The access to the portions of the Last Level cache by each core is different. Each core "owns" a part of the LLC which it will have it's reads brought into, i.e. if a line is not in the LLC it will be read from memory, sent to the core, AND written in the portion of the LLC assigned to this particular core. If another core then reads this same line, it will be able to access it in the first core's LLC portion.
This means that if a request from a core needs to replace a line in the LLC, it will only replace lines in the portion of the LLC allocated to this core and not to another core.
Hi, I need to model the behavior of the Intel L5630 L3 12MB 16-way cache. I don't understand your explanation but maybe a more detailed example would help. Specifically, I don't understand how the set is selected - which bits in the physical address are used and how, and which bits are used as the tag.
It is my understanding that this cache has 12,288 sets (12MB/16 way/64B cache line). For a 40 bit physical address (BE, right to left, LSB=0 to MSB=39), bits[2-0] select the bytes in each quad word (these bits are not referenced by the cache HW itself) and bits[5-3] select the quad word in the cache line. Then the set would typically be selected by several of the next higher bits, depending on the # of sets, which is typically a power of two. For example, if the number of sets is 64 then bits[11-6] would select the sets 0-63.
But 12,288 is not a power of 2, and bits[19-6] would select sets 0-16383 and bits[18-6] would select sets 0-8191. So how would this work?
If bits[19-6] are used, then both a value of 16383 and 4095 map into the same set, 4095, if you compute the set as the remainder, ie. bits[19-6] % 12288. What would the tag be?
When you mentioned that the L3 is split across cores, are you referring to the sets (12,288 sets / 4 cores)? or to the columns (8-way / 4 cores)?
If I recall correctly the Westmere EP supports modulo-3 address mapping across the three memory channels using all physical address bits above the cache line boundary. Of course latency is a bit less critical when going to memory than when going to L3.
The Hot Chips presentation on Westmere EP (http://www.hotchips.org/wp-content/uploads/hc_archives/hc22/HC22.24.620-Hill-Intel-WSM-EP-print.pdf) says (slide 12):
L3 still 16-way shared. SET address arithmetic changed.
For Westmere EX, the Hot Chips presentation (http://www.hotchips.org/wp-content/uploads/hc_archives/hc22/HC22.24.610-Nagara-Intel-6-Westmere-EX.pdf) says (slide 8):
Distributed 10 slice, shared LLC (L3 cache)
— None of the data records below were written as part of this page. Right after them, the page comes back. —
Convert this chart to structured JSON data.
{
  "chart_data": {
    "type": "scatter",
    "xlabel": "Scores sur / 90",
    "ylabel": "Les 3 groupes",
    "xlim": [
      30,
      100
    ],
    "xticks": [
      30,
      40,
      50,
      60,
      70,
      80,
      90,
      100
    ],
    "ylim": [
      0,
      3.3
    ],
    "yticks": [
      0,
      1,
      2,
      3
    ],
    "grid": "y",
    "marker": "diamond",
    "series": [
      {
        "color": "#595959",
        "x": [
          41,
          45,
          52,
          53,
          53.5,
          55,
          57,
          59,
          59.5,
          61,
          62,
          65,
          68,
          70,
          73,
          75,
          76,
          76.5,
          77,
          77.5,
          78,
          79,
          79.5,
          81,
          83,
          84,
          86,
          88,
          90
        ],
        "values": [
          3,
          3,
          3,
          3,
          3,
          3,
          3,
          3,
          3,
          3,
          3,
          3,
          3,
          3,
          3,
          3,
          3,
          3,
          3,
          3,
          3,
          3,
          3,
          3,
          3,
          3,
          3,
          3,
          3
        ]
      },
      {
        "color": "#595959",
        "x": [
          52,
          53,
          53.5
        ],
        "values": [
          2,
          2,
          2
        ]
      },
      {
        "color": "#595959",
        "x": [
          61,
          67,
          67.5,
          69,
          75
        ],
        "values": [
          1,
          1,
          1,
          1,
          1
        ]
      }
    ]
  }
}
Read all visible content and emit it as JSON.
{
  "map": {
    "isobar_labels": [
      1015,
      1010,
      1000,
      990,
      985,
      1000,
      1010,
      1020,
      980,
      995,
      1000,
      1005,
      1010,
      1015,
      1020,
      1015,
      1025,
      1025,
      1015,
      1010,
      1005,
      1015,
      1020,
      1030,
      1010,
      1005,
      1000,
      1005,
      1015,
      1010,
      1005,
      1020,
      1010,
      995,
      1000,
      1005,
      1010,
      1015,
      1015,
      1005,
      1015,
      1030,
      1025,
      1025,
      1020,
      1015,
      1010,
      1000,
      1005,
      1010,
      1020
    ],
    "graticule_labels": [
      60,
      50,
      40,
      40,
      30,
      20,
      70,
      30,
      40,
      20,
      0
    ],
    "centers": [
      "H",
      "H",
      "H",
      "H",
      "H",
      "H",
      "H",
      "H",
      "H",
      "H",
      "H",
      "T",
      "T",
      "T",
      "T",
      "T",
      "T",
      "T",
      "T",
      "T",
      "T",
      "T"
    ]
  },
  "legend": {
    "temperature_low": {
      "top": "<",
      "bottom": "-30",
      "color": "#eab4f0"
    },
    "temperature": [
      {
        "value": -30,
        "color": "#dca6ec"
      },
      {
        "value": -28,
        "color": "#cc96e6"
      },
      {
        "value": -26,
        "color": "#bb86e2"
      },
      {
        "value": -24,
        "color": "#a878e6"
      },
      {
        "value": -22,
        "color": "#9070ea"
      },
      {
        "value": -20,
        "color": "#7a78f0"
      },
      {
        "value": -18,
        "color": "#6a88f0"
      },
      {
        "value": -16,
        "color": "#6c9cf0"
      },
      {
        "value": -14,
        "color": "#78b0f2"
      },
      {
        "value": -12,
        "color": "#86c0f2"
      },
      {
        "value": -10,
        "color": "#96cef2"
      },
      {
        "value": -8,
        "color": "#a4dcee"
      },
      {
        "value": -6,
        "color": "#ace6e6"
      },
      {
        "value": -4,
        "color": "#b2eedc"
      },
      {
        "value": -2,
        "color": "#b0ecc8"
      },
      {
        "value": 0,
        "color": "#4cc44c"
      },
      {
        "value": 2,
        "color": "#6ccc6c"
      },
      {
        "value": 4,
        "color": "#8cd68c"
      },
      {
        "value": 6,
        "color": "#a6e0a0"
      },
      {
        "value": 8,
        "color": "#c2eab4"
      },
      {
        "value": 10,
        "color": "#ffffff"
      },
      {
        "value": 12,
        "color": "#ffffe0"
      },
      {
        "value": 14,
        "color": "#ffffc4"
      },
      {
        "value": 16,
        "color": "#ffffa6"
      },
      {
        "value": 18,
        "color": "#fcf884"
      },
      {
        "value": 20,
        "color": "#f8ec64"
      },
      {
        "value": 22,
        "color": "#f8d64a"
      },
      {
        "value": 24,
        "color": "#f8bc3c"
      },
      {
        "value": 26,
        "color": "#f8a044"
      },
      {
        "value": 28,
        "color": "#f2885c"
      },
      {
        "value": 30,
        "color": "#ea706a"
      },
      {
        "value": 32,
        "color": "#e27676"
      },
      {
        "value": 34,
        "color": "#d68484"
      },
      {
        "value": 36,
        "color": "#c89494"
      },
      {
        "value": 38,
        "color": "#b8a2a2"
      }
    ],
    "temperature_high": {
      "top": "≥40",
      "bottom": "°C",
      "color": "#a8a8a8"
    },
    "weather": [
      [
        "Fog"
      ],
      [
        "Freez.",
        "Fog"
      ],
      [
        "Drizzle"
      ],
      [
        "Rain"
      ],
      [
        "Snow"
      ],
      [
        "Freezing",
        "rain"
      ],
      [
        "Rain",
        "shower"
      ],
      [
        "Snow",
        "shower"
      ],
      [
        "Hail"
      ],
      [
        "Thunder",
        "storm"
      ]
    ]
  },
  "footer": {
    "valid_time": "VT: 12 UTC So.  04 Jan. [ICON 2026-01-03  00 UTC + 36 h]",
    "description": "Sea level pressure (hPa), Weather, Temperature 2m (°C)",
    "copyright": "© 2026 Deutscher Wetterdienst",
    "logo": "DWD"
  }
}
10 way Physical Address hashing to avoid hot spots
For Sandy Bridge EP and newer processors, Intel has been clear that the mapping of physical addresses to L3 slices is undocumented. This also means that the mapping of physical addresses to sets within each L3 slice is also undocumented. On the other hand, these newer processors have "per slice" uncore performance counters, so it is straightforward to build test codes to determine the mappings. The physical address to slice mapping is easy -- just load/flush/load repeatedly on a single address and see which L3 CBo records the most accesses. Increment the address and repeat. The hard part is translating the results into a formula, but it can sometimes be done. Once you have a set of addresses that map to the same L3 slice, you can look for associativity conflicts by repeatedly loading a set of addresses (where the set size is larger than the associativity) and checking the L3 victim counts. This can be a very slow process, but in principle it is straightforward. There is no way to know how these sets are internally numbered (just as there is no way to know how the "ways" are internally numbered), but it is possible to discover sets of addresses that map to the same set in the same slice.
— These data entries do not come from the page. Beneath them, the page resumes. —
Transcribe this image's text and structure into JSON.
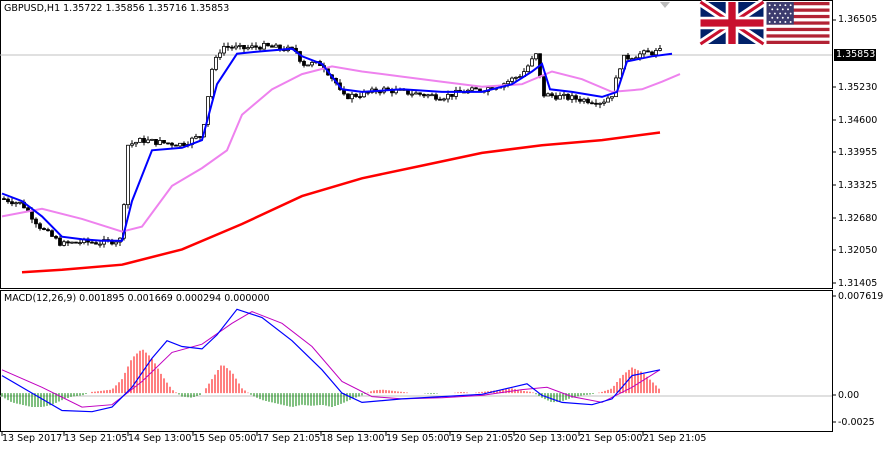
{
  "symbol_header": "GBPUSD,H1  1.35722 1.35856 1.35716 1.35853",
  "macd_header": "MACD(12,26,9) 0.001895 0.001669 0.000294 0.000000",
  "current_price": "1.35853",
  "price_axis": [
    "1.36505",
    "1.35230",
    "1.34600",
    "1.33955",
    "1.33325",
    "1.32680",
    "1.32050",
    "1.31405"
  ],
  "macd_axis": [
    "0.007619",
    "0.00",
    "-0.0025"
  ],
  "time_axis": [
    "13 Sep 2017",
    "13 Sep 21:05",
    "14 Sep 13:00",
    "15 Sep 05:00",
    "17 Sep 21:05",
    "18 Sep 13:00",
    "19 Sep 05:00",
    "19 Sep 21:05",
    "20 Sep 13:00",
    "21 Sep 05:00",
    "21 Sep 21:05"
  ],
  "flags": [
    "uk-flag-icon",
    "us-flag-icon"
  ],
  "colors": {
    "bull_candle": "#ffffff",
    "bear_candle": "#000000",
    "fast_ma": "#0000ff",
    "slow_ma": "#ee82ee",
    "long_ma": "#ff0000",
    "hist_pos": "#ff0000",
    "hist_neg": "#008000",
    "macd_line": "#0000ff",
    "signal_line": "#c000c0"
  },
  "chart_data": {
    "type": "line",
    "price_points": [
      [
        0,
        1.3295
      ],
      [
        20,
        1.3285
      ],
      [
        40,
        1.3235
      ],
      [
        60,
        1.3205
      ],
      [
        80,
        1.321
      ],
      [
        100,
        1.3208
      ],
      [
        120,
        1.3215
      ],
      [
        125,
        1.34
      ],
      [
        140,
        1.341
      ],
      [
        160,
        1.3405
      ],
      [
        180,
        1.3402
      ],
      [
        200,
        1.342
      ],
      [
        210,
        1.355
      ],
      [
        220,
        1.3595
      ],
      [
        240,
        1.359
      ],
      [
        260,
        1.3595
      ],
      [
        280,
        1.359
      ],
      [
        295,
        1.3585
      ],
      [
        300,
        1.356
      ],
      [
        320,
        1.356
      ],
      [
        335,
        1.352
      ],
      [
        340,
        1.3495
      ],
      [
        360,
        1.35
      ],
      [
        380,
        1.351
      ],
      [
        400,
        1.3505
      ],
      [
        420,
        1.35
      ],
      [
        440,
        1.3495
      ],
      [
        460,
        1.3505
      ],
      [
        480,
        1.351
      ],
      [
        500,
        1.352
      ],
      [
        520,
        1.354
      ],
      [
        535,
        1.358
      ],
      [
        540,
        1.35
      ],
      [
        560,
        1.3495
      ],
      [
        580,
        1.349
      ],
      [
        600,
        1.3485
      ],
      [
        610,
        1.35
      ],
      [
        620,
        1.357
      ],
      [
        640,
        1.358
      ],
      [
        660,
        1.3585
      ]
    ],
    "fast_ma": [
      [
        0,
        1.3305
      ],
      [
        20,
        1.329
      ],
      [
        40,
        1.326
      ],
      [
        60,
        1.322
      ],
      [
        80,
        1.3215
      ],
      [
        100,
        1.3212
      ],
      [
        120,
        1.3212
      ],
      [
        130,
        1.329
      ],
      [
        150,
        1.339
      ],
      [
        180,
        1.3395
      ],
      [
        200,
        1.341
      ],
      [
        215,
        1.352
      ],
      [
        235,
        1.358
      ],
      [
        260,
        1.3585
      ],
      [
        290,
        1.359
      ],
      [
        300,
        1.3575
      ],
      [
        320,
        1.356
      ],
      [
        340,
        1.351
      ],
      [
        360,
        1.3505
      ],
      [
        400,
        1.351
      ],
      [
        440,
        1.3505
      ],
      [
        480,
        1.3505
      ],
      [
        510,
        1.352
      ],
      [
        530,
        1.3545
      ],
      [
        540,
        1.356
      ],
      [
        548,
        1.351
      ],
      [
        570,
        1.3505
      ],
      [
        600,
        1.3495
      ],
      [
        615,
        1.3505
      ],
      [
        625,
        1.3565
      ],
      [
        650,
        1.3575
      ],
      [
        670,
        1.358
      ]
    ],
    "slow_ma": [
      [
        0,
        1.326
      ],
      [
        40,
        1.3275
      ],
      [
        80,
        1.3255
      ],
      [
        120,
        1.323
      ],
      [
        140,
        1.324
      ],
      [
        170,
        1.332
      ],
      [
        200,
        1.3355
      ],
      [
        225,
        1.339
      ],
      [
        240,
        1.346
      ],
      [
        270,
        1.351
      ],
      [
        300,
        1.354
      ],
      [
        330,
        1.3555
      ],
      [
        360,
        1.3545
      ],
      [
        400,
        1.3535
      ],
      [
        440,
        1.3525
      ],
      [
        480,
        1.3515
      ],
      [
        520,
        1.352
      ],
      [
        550,
        1.3545
      ],
      [
        580,
        1.353
      ],
      [
        610,
        1.3505
      ],
      [
        640,
        1.351
      ],
      [
        660,
        1.3525
      ],
      [
        678,
        1.354
      ]
    ],
    "long_ma": [
      [
        20,
        1.315
      ],
      [
        60,
        1.3155
      ],
      [
        120,
        1.3165
      ],
      [
        180,
        1.3195
      ],
      [
        240,
        1.3245
      ],
      [
        300,
        1.33
      ],
      [
        360,
        1.3335
      ],
      [
        420,
        1.336
      ],
      [
        480,
        1.3385
      ],
      [
        540,
        1.34
      ],
      [
        600,
        1.341
      ],
      [
        658,
        1.3425
      ]
    ],
    "macd_line": [
      [
        0,
        0.0015
      ],
      [
        30,
        0.0
      ],
      [
        60,
        -0.0015
      ],
      [
        90,
        -0.0016
      ],
      [
        110,
        -0.0012
      ],
      [
        130,
        0.0005
      ],
      [
        150,
        0.003
      ],
      [
        165,
        0.0045
      ],
      [
        180,
        0.004
      ],
      [
        200,
        0.0038
      ],
      [
        215,
        0.005
      ],
      [
        235,
        0.0072
      ],
      [
        260,
        0.0065
      ],
      [
        290,
        0.0045
      ],
      [
        320,
        0.002
      ],
      [
        340,
        0.0
      ],
      [
        360,
        -0.0008
      ],
      [
        400,
        -0.0005
      ],
      [
        440,
        -0.0003
      ],
      [
        480,
        -0.0001
      ],
      [
        510,
        0.0005
      ],
      [
        525,
        0.0008
      ],
      [
        540,
        -0.0002
      ],
      [
        560,
        -0.0008
      ],
      [
        590,
        -0.001
      ],
      [
        610,
        -0.0005
      ],
      [
        630,
        0.0015
      ],
      [
        658,
        0.002
      ]
    ],
    "signal_line": [
      [
        0,
        0.002
      ],
      [
        40,
        0.0005
      ],
      [
        80,
        -0.0012
      ],
      [
        110,
        -0.001
      ],
      [
        140,
        0.001
      ],
      [
        170,
        0.0035
      ],
      [
        200,
        0.0042
      ],
      [
        230,
        0.006
      ],
      [
        250,
        0.007
      ],
      [
        280,
        0.006
      ],
      [
        310,
        0.004
      ],
      [
        340,
        0.001
      ],
      [
        370,
        -0.0003
      ],
      [
        400,
        -0.0005
      ],
      [
        440,
        -0.0004
      ],
      [
        480,
        -0.0002
      ],
      [
        520,
        0.0003
      ],
      [
        545,
        0.0005
      ],
      [
        570,
        -0.0003
      ],
      [
        600,
        -0.0008
      ],
      [
        630,
        0.0005
      ],
      [
        658,
        0.002
      ]
    ],
    "histogram": [
      [
        0,
        -0.0003
      ],
      [
        10,
        -0.0008
      ],
      [
        20,
        -0.001
      ],
      [
        30,
        -0.0012
      ],
      [
        40,
        -0.0012
      ],
      [
        50,
        -0.001
      ],
      [
        60,
        -0.0006
      ],
      [
        70,
        -0.0003
      ],
      [
        80,
        -0.0002
      ],
      [
        90,
        0.0001
      ],
      [
        100,
        0.0002
      ],
      [
        110,
        0.0003
      ],
      [
        120,
        0.0012
      ],
      [
        130,
        0.003
      ],
      [
        140,
        0.0038
      ],
      [
        150,
        0.003
      ],
      [
        160,
        0.0015
      ],
      [
        170,
        0.0003
      ],
      [
        180,
        -0.0003
      ],
      [
        190,
        -0.0004
      ],
      [
        200,
        -0.0001
      ],
      [
        210,
        0.0012
      ],
      [
        220,
        0.0025
      ],
      [
        230,
        0.0018
      ],
      [
        240,
        0.0004
      ],
      [
        250,
        -0.0002
      ],
      [
        260,
        -0.0006
      ],
      [
        270,
        -0.0008
      ],
      [
        280,
        -0.001
      ],
      [
        290,
        -0.0012
      ],
      [
        300,
        -0.001
      ],
      [
        310,
        -0.0011
      ],
      [
        320,
        -0.001
      ],
      [
        330,
        -0.0012
      ],
      [
        340,
        -0.0009
      ],
      [
        350,
        -0.0005
      ],
      [
        360,
        -0.0002
      ],
      [
        370,
        0.0002
      ],
      [
        380,
        0.0003
      ],
      [
        390,
        0.0002
      ],
      [
        400,
        0.0001
      ],
      [
        410,
        0.0
      ],
      [
        420,
        0.0
      ],
      [
        430,
        -0.0001
      ],
      [
        440,
        0.0
      ],
      [
        450,
        0.0
      ],
      [
        460,
        0.0001
      ],
      [
        470,
        0.0
      ],
      [
        480,
        0.0001
      ],
      [
        490,
        0.0002
      ],
      [
        500,
        0.0003
      ],
      [
        510,
        0.0004
      ],
      [
        520,
        0.0002
      ],
      [
        530,
        0.0001
      ],
      [
        540,
        -0.0004
      ],
      [
        550,
        -0.0008
      ],
      [
        560,
        -0.0007
      ],
      [
        570,
        -0.0004
      ],
      [
        580,
        -0.0002
      ],
      [
        590,
        -0.0001
      ],
      [
        600,
        0.0001
      ],
      [
        610,
        0.0004
      ],
      [
        620,
        0.0015
      ],
      [
        630,
        0.0022
      ],
      [
        640,
        0.0018
      ],
      [
        650,
        0.001
      ],
      [
        658,
        0.0003
      ]
    ],
    "price_ylim": [
      1.3125,
      1.367
    ],
    "macd_ylim": [
      -0.003,
      0.008
    ]
  }
}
I have not seen any documentation on Westmere EP that would provide information about the mapping, but I have not looked very hard. There are some sneaky tricks that can be done with page coloring to partition a cache, but other than that I have not seen a lot of reason to worry about the details. On my Sandy Bridge EP (8-core) processors, L3 bandwidth for contiguous accesses scales extremely well (7x or more using 8 threads), so the hash works effectively for the cases that interest me.
A few more comments....
An introduction to the Xeon E5 2600 family (Sandy Bridge EP) at https://software.intel.com/en-us/articles/intel-xeon-processor-e5-26004600-product-family-technical-... includes the comment (slightly reorganized for clarity):
In the Intel Xeon processor 5600 series there was a single cache pipeline and queue [used by] all cores. In the Intel Xeon processor 2600/4600 product family [each L3 cache slice has a full cache pipeline].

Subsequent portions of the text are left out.